I spilled a beer on myself, so I went back to my place to change. The city marshall was at my door with a warrant. That beer cost me 760 bucks.
I get credit on the assist, you can thank me by taking a pic of her ass under the covers and sending it to me. It would make my YEAR
I passed out drunk and Jane had created a picnic on my chest. I had chips and a hamburger laid out on my boobs. The only reason I woke up is she was trying to feed me too.
Where are you? I hear fireworks and you've gone missing. I'm sure that is not coincidence.
I keep telling myself that if Britney can make it through 2007, I can make it through this date.
Always wear a seatbelt when giving road head. I think I'm just going to tell people I don't remember how I got the fat lip.
There's no way you didn't at least start out with a dick. I obviously know there isn't one now, but there is no way that you were born a girl
I was so drunk last night I couldn't see faces, only from the shoulders down.
Got an egg Mcmuffin combo, and put the hash brown in the sandwich. That level of hungover
I'm not asking for life coaching, I'm just asking if you know where I left my underpants.

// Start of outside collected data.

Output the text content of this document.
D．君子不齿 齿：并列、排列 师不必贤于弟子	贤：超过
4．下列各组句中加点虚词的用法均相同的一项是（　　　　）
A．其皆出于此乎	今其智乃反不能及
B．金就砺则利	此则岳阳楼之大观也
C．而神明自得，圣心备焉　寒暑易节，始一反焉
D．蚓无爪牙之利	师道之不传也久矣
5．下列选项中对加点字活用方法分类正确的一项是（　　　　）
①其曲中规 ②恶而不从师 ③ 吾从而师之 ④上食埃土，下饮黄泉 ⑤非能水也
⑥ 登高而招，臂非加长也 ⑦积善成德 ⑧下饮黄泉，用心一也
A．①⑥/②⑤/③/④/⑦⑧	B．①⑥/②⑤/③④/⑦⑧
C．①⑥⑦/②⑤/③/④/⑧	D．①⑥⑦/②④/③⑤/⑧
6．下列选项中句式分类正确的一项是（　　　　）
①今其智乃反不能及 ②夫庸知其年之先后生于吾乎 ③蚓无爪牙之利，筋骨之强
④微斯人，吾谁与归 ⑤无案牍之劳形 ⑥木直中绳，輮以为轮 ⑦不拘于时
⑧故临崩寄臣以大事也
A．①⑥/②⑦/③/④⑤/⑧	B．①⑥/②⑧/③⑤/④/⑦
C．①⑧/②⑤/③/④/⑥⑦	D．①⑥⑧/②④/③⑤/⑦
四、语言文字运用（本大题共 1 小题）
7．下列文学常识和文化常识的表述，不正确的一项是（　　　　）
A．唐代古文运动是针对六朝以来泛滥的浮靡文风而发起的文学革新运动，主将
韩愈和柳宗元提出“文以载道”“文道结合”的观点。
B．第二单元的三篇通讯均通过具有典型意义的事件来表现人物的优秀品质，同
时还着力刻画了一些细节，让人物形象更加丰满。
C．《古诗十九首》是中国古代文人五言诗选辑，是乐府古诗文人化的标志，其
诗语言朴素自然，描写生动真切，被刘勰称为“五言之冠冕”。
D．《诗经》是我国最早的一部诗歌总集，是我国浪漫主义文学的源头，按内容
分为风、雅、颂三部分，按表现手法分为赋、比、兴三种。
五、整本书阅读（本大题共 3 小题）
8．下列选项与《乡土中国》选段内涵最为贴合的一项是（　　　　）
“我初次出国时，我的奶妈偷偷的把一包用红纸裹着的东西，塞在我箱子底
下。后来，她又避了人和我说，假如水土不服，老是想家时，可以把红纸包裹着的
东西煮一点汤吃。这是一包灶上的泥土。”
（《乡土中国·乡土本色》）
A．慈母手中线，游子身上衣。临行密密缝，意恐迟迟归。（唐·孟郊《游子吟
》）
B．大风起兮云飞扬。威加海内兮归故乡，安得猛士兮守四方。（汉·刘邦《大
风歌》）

she grabed my junk and started making lightsaber noises
I wonder if you could get her in a metal bikini
Just let me pee on you and I'll leave you alone.
I had a dream involving the worlds smallest pony, an asphalt volcano, and jimi hendrix. Never smoking 3 bowls before bed again
A guy at my table is reading a magazine called "Cheese Connoisseur"
That's because I've spent the past 21 years convincing my parents the only emotions I have are sarcasm and bitterness.